Replacing White Rice Bars with Peanuts as Snacks in the Habitual Diet Improves Metabolic Syndrome Risk
Peanuts are rich in unsaturated fatty acids, protein, fiber, phytosterols, and other bioactive compounds. As one of the most affordable and abundant type of nuts available in markets, peanuts are culturally acceptable in many parts of the world.
Observational studies suggested that intake of nuts was associated with lower risk of cardiometabolic diseases while refined grain consumption has been linked to higher risk. Little is known about whether substituting white rice, a refined grain, with peanuts could confer benefit among adults at high risk for cardiometabolic diseases.
For the first time, a recent study shows the effects of substituting peanuts for an isocaloric white rice–based snack on metabolic syndrome (MetS) reversion. The research was led by Prof. LIN Xu at the Shanghai Institute of Nutrition and Health (SINH) of the Chinese Academy of Sciences, in cooperation with Huadong Hospital Affiliated with Fudan University.
Researchers recruited 224 participants either with MetS (the International Diabetes Federation criteria for Chinese adults, n=163) or at MetS risk (central obesity plus one additional MetS risk factor, n=61). Participants were randomized to either the peanut group (n=113) or the control group (n=111) and they daily received either two packs of roasted lightly salted peanuts (28g per serving/packet), or two packets of energy-matched white rice snack bars (1392 kJ/d, ～20% of daily energy intake) for 12 weeks. Any remaining intervention foods were weighed and recorded by the study team.
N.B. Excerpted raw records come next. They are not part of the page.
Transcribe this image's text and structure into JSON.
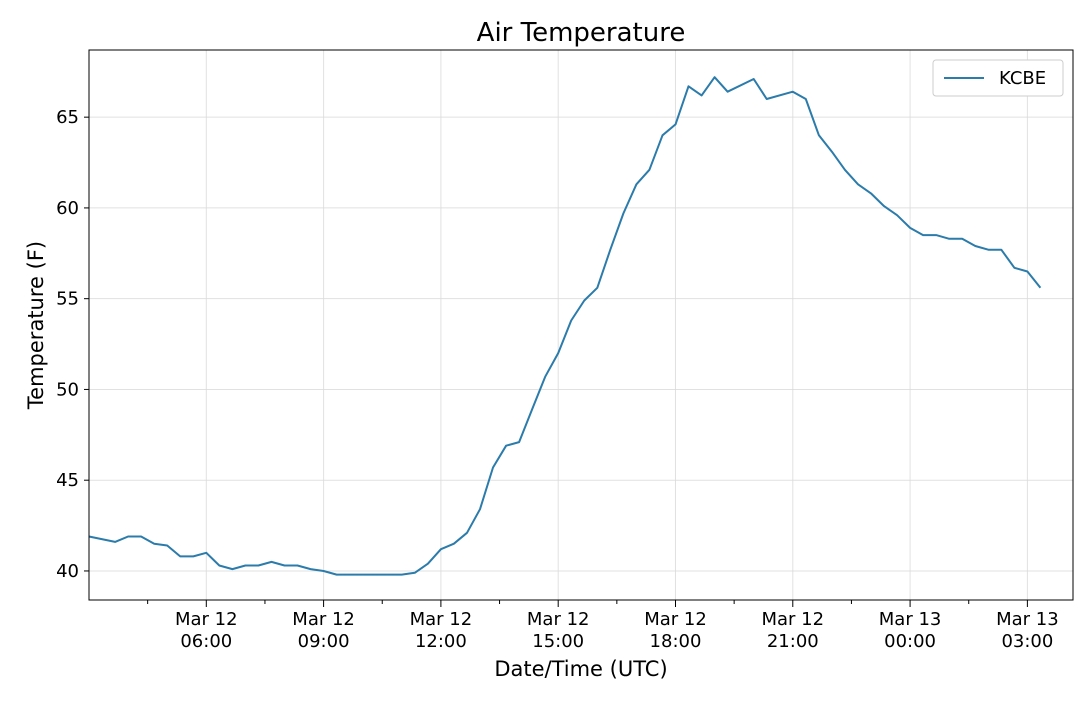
{
  "chart_data": {
    "type": "line",
    "title": "Air Temperature",
    "xlabel": "Date/Time (UTC)",
    "ylabel": "Temperature (F)",
    "x_range": [
      "2019-03-12T03:00",
      "2019-03-13T04:10"
    ],
    "ylim": [
      38.4,
      68.7
    ],
    "y_ticks": [
      40,
      45,
      50,
      55,
      60,
      65
    ],
    "x_ticks": [
      {
        "time": "2019-03-12T06:00",
        "line1": "Mar 12",
        "line2": "06:00"
      },
      {
        "time": "2019-03-12T09:00",
        "line1": "Mar 12",
        "line2": "09:00"
      },
      {
        "time": "2019-03-12T12:00",
        "line1": "Mar 12",
        "line2": "12:00"
      },
      {
        "time": "2019-03-12T15:00",
        "line1": "Mar 12",
        "line2": "15:00"
      },
      {
        "time": "2019-03-12T18:00",
        "line1": "Mar 12",
        "line2": "18:00"
      },
      {
        "time": "2019-03-12T21:00",
        "line1": "Mar 12",
        "line2": "21:00"
      },
      {
        "time": "2019-03-13T00:00",
        "line1": "Mar 13",
        "line2": "00:00"
      },
      {
        "time": "2019-03-13T03:00",
        "line1": "Mar 13",
        "line2": "03:00"
      }
    ],
    "minor_x_ticks": [
      "2019-03-12T04:30",
      "2019-03-12T07:30",
      "2019-03-12T10:30",
      "2019-03-12T13:30",
      "2019-03-12T16:30",
      "2019-03-12T19:30",
      "2019-03-12T22:30",
      "2019-03-13T01:30"
    ],
    "grid": true,
    "legend_position": "top-right",
    "series": [
      {
        "name": "KCBE",
        "color": "#2b7bab",
        "points": [
          [
            "2019-03-12T03:00",
            41.9
          ],
          [
            "2019-03-12T03:40",
            41.6
          ],
          [
            "2019-03-12T04:00",
            41.9
          ],
          [
            "2019-03-12T04:20",
            41.9
          ],
          [
            "2019-03-12T04:40",
            41.5
          ],
          [
            "2019-03-12T05:00",
            41.4
          ],
          [
            "2019-03-12T05:20",
            40.8
          ],
          [
            "2019-03-12T05:40",
            40.8
          ],
          [
            "2019-03-12T06:00",
            41.0
          ],
          [
            "2019-03-12T06:20",
            40.3
          ],
          [
            "2019-03-12T06:40",
            40.1
          ],
          [
            "2019-03-12T07:00",
            40.3
          ],
          [
            "2019-03-12T07:20",
            40.3
          ],
          [
            "2019-03-12T07:40",
            40.5
          ],
          [
            "2019-03-12T08:00",
            40.3
          ],
          [
            "2019-03-12T08:20",
            40.3
          ],
          [
            "2019-03-12T08:40",
            40.1
          ],
          [
            "2019-03-12T09:00",
            40.0
          ],
          [
            "2019-03-12T09:20",
            39.8
          ],
          [
            "2019-03-12T09:40",
            39.8
          ],
          [
            "2019-03-12T10:00",
            39.8
          ],
          [
            "2019-03-12T10:20",
            39.8
          ],
          [
            "2019-03-12T10:40",
            39.8
          ],
          [
            "2019-03-12T11:00",
            39.8
          ],
          [
            "2019-03-12T11:20",
            39.9
          ],
          [
            "2019-03-12T11:40",
            40.4
          ],
          [
            "2019-03-12T12:00",
            41.2
          ],
          [
            "2019-03-12T12:20",
            41.5
          ],
          [
            "2019-03-12T12:40",
            42.1
          ],
          [
            "2019-03-12T13:00",
            43.4
          ],
          [
            "2019-03-12T13:20",
            45.7
          ],
          [
            "2019-03-12T13:40",
            46.9
          ],
          [
            "2019-03-12T14:00",
            47.1
          ],
          [
            "2019-03-12T14:20",
            48.9
          ],
          [
            "2019-03-12T14:40",
            50.7
          ],
          [
            "2019-03-12T15:00",
            52.0
          ],
          [
            "2019-03-12T15:20",
            53.8
          ],
          [
            "2019-03-12T15:40",
            54.9
          ],
          [
            "2019-03-12T16:00",
            55.6
          ],
          [
            "2019-03-12T16:20",
            57.7
          ],
          [
            "2019-03-12T16:40",
            59.7
          ],
          [
            "2019-03-12T17:00",
            61.3
          ],
          [
            "2019-03-12T17:20",
            62.1
          ],
          [
            "2019-03-12T17:40",
            64.0
          ],
          [
            "2019-03-12T18:00",
            64.6
          ],
          [
            "2019-03-12T18:20",
            66.7
          ],
          [
            "2019-03-12T18:40",
            66.2
          ],
          [
            "2019-03-12T19:00",
            67.2
          ],
          [
            "2019-03-12T19:20",
            66.4
          ],
          [
            "2019-03-12T20:00",
            67.1
          ],
          [
            "2019-03-12T20:20",
            66.0
          ],
          [
            "2019-03-12T21:00",
            66.4
          ],
          [
            "2019-03-12T21:20",
            66.0
          ],
          [
            "2019-03-12T21:40",
            64.0
          ],
          [
            "2019-03-12T22:00",
            63.1
          ],
          [
            "2019-03-12T22:20",
            62.1
          ],
          [
            "2019-03-12T22:40",
            61.3
          ],
          [
            "2019-03-12T23:00",
            60.8
          ],
          [
            "2019-03-12T23:20",
            60.1
          ],
          [
            "2019-03-12T23:40",
            59.6
          ],
          [
            "2019-03-13T00:00",
            58.9
          ],
          [
            "2019-03-13T00:20",
            58.5
          ],
          [
            "2019-03-13T00:40",
            58.5
          ],
          [
            "2019-03-13T01:00",
            58.3
          ],
          [
            "2019-03-13T01:20",
            58.3
          ],
          [
            "2019-03-13T01:40",
            57.9
          ],
          [
            "2019-03-13T02:00",
            57.7
          ],
          [
            "2019-03-13T02:20",
            57.7
          ],
          [
            "2019-03-13T02:40",
            56.7
          ],
          [
            "2019-03-13T03:00",
            56.5
          ],
          [
            "2019-03-13T03:20",
            55.6
          ]
        ]
      }
    ]
  }
}
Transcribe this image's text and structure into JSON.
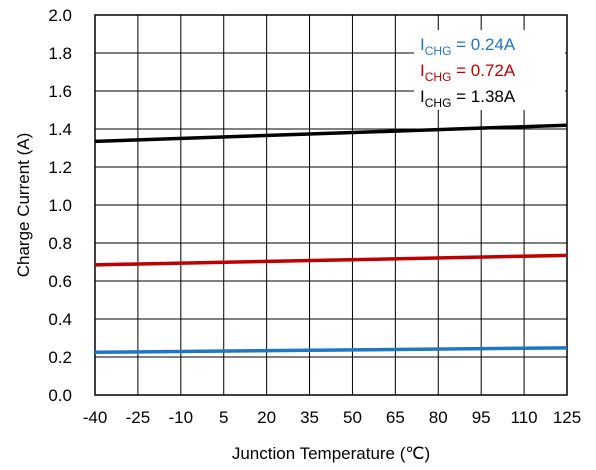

All participants were advised to maintain their habitual diet (aside from the intervention foods) and physical activity levels.
Interestingly, after the 12 weeks trail, researchers found that the relative risk (RR) of MetS reversion rate (having MetS at baseline but no longer meeting the criteria after the 12-week trial) was significantly higher in the peanut group than the controls (RR 2.33; 95% CI: 1.10, 4.89; P = 0.026) . And the peanut group also tended to have a higher RR for a reduction in MetS risk factor counts by 1 or 2 in those with high MetS risk (RR 3.78; 95% CI: 0.75, 19.04; P = 0.107) than those in the controls .
MetS reversion rate and percentage of participants with reduced MetS risk counts after the 12-wk intervention. (Image provided by Prof. LIN Xu's group)
(A) MetS reversion rate at week 12 among participants with MetS at baseline (peanut group, n = 87; control group, n = 76). MetS reversion was defined as participants with MetS at baseline who no longer met the criteria for MetS after the trial.
(B) Percentage of participants with MetS risk factor counts reduced by 1 or 2 at week 12 among participants with MetS risk at baseline (peanut group, n = 26; control group, n = 35).
Furthermore, the participants had peanuts did not gain weight although peanuts are generally considered as an energy dense food with a high fat content.
Changes in weight of participants during the trial. Peanut group, n = 113; control group, n = 110. Body weight data were missing for 1 participant in the control group owing to a recording error at week 12. (Image provided by Prof. LIN Xu's group)
Collectively, including peanuts as a snack in the habitual diet to replace a refined grain snack may improve overall cardiometabolic health without promoting weight gain among high risk Chinese adults.
This work entitled "Replacing white rice bars with peanuts as snacks in the habitual diet improves metabolic syndrome risk among Chinese adults: a randomized controlled trial" was published online on The American Journal of Clinical Nutrition on Nov. 24, 2020.
This study was led by Professor LIN Xu, and mainly conducted by Ph.D. candidate WANG Di, and Associate Professor SUN Liang at SINH, collaborated with Vasanti Malik as the co-corresponding author; and with LIU Xiaoran as the co-first author in the Harvard T.H. Chan School of Public Health.
The Chinese Academy of Sciences provided major funds, and the Peanut Institute and National Peanut Board provided part of funds and also the peanuts used for the trial. None of the funders had a role in study design, implementation, data analysis or interpretation, or manuscript writing. The white rice bars were manufactured by Zhejiang Nutriease Health Technology Co. Ltd.